A balanced banking system
WE know a person who -- in a moment of financial need -- walked into his local New England bank and asked for a quick loan. ``Certainly, how much would you like?'' the banker quickly replied to the startled customer, who had only two small accounts and a pending loan at the institution. Our friend's experience, of course, is not unique. Nor is that particular local bank the only type of financial institution that might indicate a willingness to extend such a loan -- even before all the inevitable bank forms were filled out and processed. Nor would a large bank necessarily be any less inclined to provide such a service or be any less genuinely friendly than that local institution. Still, the incident, we think, is a reminder of the advantages of community-based banking -- where a bank can develop a close working relationship with its customers and its immediate community.
This particular example comes to our recollection because of this week's unanimous 8-to-0 decision by the US Supreme Court upholding the concept of regional banking zones that exist under current federal and state laws. Under such regional banking pacts, banks in states entering into pacts with neighboring states are allowed to merge. At the same time -- and here's the rub for the nation's biggest banks -- the pacts do not allow banks operating outside the zones to enter into such mergers. In other words, the pacts provide a green light for regional mergers and acquisitions, but a red light to keep out the nation's largest banks, which have the potential of becoming truly national interstate banks.
In the case in question, a giant New York bank and two other large national banks had challenged a proposed merger in a regional zone comprising Massachusetts and Connecticut, contending that they too should be allowed to enter into mergers in the two states.
The court decision is most likely not the last word on the issue of regional zones and interstate banking. Twenty-one states now have laws allowing regional mergers involving neighboring states. But the large New York banks, and, to a lesser extent, large California banks, are urging Congress to rewrite existing banking statutes to force states entering into regional compacts to eventually allow banks from other parts of the United States to enter their jurisdictions also, say after five years or so. A House committee is grappling with the issue, although opposition to interstate banking is intense within Congress, especially within the Senate.
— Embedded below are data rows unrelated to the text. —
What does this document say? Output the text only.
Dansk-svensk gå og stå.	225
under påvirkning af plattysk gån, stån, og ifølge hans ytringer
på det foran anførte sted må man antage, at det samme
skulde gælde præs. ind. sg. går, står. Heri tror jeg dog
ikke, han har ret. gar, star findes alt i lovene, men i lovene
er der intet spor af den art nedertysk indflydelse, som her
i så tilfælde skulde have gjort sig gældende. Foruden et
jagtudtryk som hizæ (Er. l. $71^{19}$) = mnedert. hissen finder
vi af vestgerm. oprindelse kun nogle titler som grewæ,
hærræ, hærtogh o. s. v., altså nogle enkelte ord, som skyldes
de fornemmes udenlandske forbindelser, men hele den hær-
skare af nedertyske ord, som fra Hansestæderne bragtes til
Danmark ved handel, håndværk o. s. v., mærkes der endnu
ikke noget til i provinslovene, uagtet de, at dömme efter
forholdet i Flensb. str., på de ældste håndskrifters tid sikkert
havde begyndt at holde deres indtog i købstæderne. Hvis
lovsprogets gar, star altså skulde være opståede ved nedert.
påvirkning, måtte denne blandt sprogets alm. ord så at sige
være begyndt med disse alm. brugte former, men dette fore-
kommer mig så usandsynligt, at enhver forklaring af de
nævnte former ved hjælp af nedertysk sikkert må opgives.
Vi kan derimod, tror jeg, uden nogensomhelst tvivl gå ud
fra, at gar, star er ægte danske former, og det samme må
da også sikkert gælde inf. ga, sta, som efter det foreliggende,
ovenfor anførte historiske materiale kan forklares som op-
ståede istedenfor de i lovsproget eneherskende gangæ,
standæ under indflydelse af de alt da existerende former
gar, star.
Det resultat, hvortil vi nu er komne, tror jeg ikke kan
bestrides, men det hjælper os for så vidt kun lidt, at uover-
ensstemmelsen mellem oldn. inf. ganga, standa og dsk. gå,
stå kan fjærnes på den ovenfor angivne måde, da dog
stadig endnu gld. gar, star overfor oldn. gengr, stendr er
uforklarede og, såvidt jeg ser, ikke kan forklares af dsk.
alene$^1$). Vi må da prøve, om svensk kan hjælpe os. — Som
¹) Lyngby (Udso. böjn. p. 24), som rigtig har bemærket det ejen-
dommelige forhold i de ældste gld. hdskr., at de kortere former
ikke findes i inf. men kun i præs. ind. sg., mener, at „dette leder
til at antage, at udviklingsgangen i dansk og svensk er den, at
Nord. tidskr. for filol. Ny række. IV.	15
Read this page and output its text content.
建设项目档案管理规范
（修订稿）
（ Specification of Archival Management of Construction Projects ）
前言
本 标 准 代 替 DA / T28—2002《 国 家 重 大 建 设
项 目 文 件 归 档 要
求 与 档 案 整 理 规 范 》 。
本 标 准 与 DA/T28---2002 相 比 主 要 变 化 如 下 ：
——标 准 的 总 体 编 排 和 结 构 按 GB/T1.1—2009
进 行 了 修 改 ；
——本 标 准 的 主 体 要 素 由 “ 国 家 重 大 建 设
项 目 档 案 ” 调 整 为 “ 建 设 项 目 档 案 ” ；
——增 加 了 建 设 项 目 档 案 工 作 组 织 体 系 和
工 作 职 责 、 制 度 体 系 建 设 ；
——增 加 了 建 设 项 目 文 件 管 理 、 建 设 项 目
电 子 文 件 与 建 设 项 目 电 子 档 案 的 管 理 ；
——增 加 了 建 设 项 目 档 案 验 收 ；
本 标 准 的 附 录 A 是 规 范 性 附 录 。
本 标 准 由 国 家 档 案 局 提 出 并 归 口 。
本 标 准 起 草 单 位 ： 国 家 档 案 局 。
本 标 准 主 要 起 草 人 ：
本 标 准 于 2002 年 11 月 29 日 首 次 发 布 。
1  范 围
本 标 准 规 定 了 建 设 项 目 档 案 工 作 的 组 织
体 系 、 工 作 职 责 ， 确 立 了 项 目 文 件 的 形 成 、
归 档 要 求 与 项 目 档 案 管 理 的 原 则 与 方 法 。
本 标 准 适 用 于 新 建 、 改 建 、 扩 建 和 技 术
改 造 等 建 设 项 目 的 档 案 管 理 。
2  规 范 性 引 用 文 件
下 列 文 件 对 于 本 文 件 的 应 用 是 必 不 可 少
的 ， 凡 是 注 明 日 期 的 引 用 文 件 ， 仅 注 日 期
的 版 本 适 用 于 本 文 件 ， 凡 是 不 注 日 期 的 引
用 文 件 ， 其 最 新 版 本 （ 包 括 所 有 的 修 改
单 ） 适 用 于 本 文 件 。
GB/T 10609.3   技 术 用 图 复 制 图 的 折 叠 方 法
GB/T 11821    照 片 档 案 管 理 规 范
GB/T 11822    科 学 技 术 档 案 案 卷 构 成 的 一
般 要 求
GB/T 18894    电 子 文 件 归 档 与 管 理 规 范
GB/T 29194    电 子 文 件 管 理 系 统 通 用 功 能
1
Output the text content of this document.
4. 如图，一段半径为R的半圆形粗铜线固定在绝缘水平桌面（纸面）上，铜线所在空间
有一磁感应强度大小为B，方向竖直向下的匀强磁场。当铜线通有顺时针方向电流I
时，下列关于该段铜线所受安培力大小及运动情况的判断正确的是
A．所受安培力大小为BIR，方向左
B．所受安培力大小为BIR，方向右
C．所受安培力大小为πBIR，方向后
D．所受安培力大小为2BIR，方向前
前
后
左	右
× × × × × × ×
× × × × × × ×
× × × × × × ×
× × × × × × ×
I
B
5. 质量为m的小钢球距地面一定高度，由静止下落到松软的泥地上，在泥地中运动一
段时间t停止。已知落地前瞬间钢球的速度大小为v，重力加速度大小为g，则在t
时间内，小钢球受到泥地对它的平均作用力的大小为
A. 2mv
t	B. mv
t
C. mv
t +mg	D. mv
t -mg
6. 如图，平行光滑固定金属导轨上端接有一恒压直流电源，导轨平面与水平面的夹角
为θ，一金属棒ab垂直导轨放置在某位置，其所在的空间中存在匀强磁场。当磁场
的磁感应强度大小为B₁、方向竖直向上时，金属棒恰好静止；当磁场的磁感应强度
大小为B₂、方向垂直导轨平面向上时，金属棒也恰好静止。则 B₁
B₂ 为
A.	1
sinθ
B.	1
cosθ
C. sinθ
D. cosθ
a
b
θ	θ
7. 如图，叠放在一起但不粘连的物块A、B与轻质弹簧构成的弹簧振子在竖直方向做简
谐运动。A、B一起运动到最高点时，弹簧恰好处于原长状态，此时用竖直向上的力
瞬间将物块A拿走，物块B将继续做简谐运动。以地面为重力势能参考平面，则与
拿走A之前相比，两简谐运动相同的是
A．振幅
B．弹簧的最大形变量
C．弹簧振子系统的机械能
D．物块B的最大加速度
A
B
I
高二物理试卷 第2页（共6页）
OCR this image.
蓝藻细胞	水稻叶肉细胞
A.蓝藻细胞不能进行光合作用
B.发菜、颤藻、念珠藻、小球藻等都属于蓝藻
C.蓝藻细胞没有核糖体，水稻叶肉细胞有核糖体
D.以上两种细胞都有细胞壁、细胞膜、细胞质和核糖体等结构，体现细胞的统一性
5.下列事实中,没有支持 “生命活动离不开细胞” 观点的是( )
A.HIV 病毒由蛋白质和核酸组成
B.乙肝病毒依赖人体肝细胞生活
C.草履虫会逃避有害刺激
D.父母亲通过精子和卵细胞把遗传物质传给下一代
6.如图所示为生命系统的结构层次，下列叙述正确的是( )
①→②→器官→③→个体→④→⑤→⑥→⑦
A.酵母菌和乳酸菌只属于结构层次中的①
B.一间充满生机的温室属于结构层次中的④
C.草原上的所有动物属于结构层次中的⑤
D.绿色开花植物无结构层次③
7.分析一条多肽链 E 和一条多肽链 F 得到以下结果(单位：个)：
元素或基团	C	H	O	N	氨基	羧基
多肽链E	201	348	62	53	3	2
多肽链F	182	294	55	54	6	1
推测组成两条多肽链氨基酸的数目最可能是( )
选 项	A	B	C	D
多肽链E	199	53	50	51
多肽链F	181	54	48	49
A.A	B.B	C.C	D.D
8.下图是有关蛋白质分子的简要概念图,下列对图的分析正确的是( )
At the least, the court's decision goes far in strengthening the position of regional banks. Many of these banks are large operations in their own right. But still, considered in perspective, they are much smaller than the giant financial-center banks of Manhattan or California. The pending regional merger of the Bank of New England and the CBT Corporation of Connecticut, for example, would create an institution with asssets of around $15 billion; a somewhat similar pending merger of the Trust Company of Georgia and the Sun Banks of Florida would create an institution also with assets of $15 billion. New York-based Citicorp, by contrast, has assets 10 times as big -- more than $150 billion.
The day of the purely local bank -- the little institution down the block with one, or maybe two, branches -- looks increasingly questionable in today's national financial setting, as banks more and more turn to extensive electronic and computer systems.
All the same, a balance seems in order between bigness in banking and local concern. This week's high-court ruling, by strengthening regionalism within banking, provides for such a balance.